100 ans à nourrir les Stéphanois

SAINT-ÉTIENNE-DES-GRÈS. Les commerces centenaires sont rares de nos jours, mais encore plus ceux qui sont demeurés entre les mains de la même famille.

À Saint-Étienne-des-Grès, François Bournival, propriétaire du Marché Bonichoix, marche sur les traces défrichées par son père Alban et son grand-père Rosaire. « En 1922, mon arrière-grand-père Théodore avait acheté pour 2100$ le bâtiment du 1224 rue Principale et l’a laissé à son fils Rosaire qui était le 15e de la famille. C’est lui qui a démarré le magasin général en 1923 », souligne son petit-fils.
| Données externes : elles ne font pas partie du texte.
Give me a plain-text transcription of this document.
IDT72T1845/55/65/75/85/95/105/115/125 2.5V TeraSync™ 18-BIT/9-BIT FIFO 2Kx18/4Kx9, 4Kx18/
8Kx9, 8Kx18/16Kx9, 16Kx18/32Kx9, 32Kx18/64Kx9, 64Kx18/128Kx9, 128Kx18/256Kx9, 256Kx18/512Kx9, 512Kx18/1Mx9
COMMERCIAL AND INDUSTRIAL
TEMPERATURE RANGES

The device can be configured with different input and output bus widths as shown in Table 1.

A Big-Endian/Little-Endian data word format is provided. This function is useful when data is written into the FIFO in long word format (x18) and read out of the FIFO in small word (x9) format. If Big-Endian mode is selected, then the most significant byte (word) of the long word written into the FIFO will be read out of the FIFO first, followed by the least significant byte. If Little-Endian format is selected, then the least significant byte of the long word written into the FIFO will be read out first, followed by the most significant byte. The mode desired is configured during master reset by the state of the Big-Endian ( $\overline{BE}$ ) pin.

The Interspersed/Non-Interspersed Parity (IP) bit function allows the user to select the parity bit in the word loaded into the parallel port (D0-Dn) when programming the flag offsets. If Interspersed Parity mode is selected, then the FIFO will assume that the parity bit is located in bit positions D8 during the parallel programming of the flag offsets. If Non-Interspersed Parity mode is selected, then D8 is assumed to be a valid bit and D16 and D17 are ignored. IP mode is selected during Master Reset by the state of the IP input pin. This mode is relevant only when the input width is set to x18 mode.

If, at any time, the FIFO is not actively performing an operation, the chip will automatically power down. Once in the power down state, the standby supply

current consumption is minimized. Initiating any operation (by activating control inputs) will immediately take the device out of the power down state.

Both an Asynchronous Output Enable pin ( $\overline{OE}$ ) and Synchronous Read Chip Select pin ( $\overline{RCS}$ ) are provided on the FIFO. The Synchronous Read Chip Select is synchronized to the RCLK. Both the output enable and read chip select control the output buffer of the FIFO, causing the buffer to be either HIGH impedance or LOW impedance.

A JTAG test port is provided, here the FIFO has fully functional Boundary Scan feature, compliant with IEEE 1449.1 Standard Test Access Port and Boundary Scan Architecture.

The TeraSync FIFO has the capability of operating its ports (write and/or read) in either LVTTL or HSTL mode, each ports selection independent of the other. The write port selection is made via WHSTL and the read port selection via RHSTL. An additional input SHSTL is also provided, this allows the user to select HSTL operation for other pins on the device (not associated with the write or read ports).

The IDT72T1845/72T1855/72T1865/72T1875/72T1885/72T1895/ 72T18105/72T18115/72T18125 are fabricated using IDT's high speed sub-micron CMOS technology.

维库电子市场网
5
À l’époque, Saint-Étienne-des-Grès fourmille d’activités alors que la Shawinigan Water & Power venait de démarrer le chantier du futur complexe électrique de La Gabelle sur la rivière Saint-Maurice. À l’occasion du 75e anniversaire de l’épicerie en 1998, Alban Bournival avait rédigé un texte sur les origines du commerce qui est toujours disponible sur le web (bournival.ca/marche-bournival/).

« Comme marchandise, on trouvait tout ce qui pouvait combler les besoins de l’époque: aliments en vrac (pois, fèves, sucre, cassonade, riz, beurre de peanut, pommes), lingerie (tissu à la verge, fil, boutons, élastiques, brassières, culottes, chemises, habits sur mesure, gants, mitaines), chaussures (diverses sortes de bottes, souliers pour hommes, souliers pour femmes), ferronnerie (clous, vis, pentures, ampoules, peinture, huile à lampe, vitres, etc.). », relatait l’épicier décédé en avril 2022 à l’âge de 96 ans.

L’histoire du Marché R. Bournival aurait pu être de courte durée puisqu’un grand incendie en janvier 1927 au cœur du village ne laisse que des ruines du commerce. Avec son épouse Marie Trudel, la maîtresse de l’école du village, Rosaire Bournival le reconstruit sur le même solage pour une réouverture en juillet de la même année.  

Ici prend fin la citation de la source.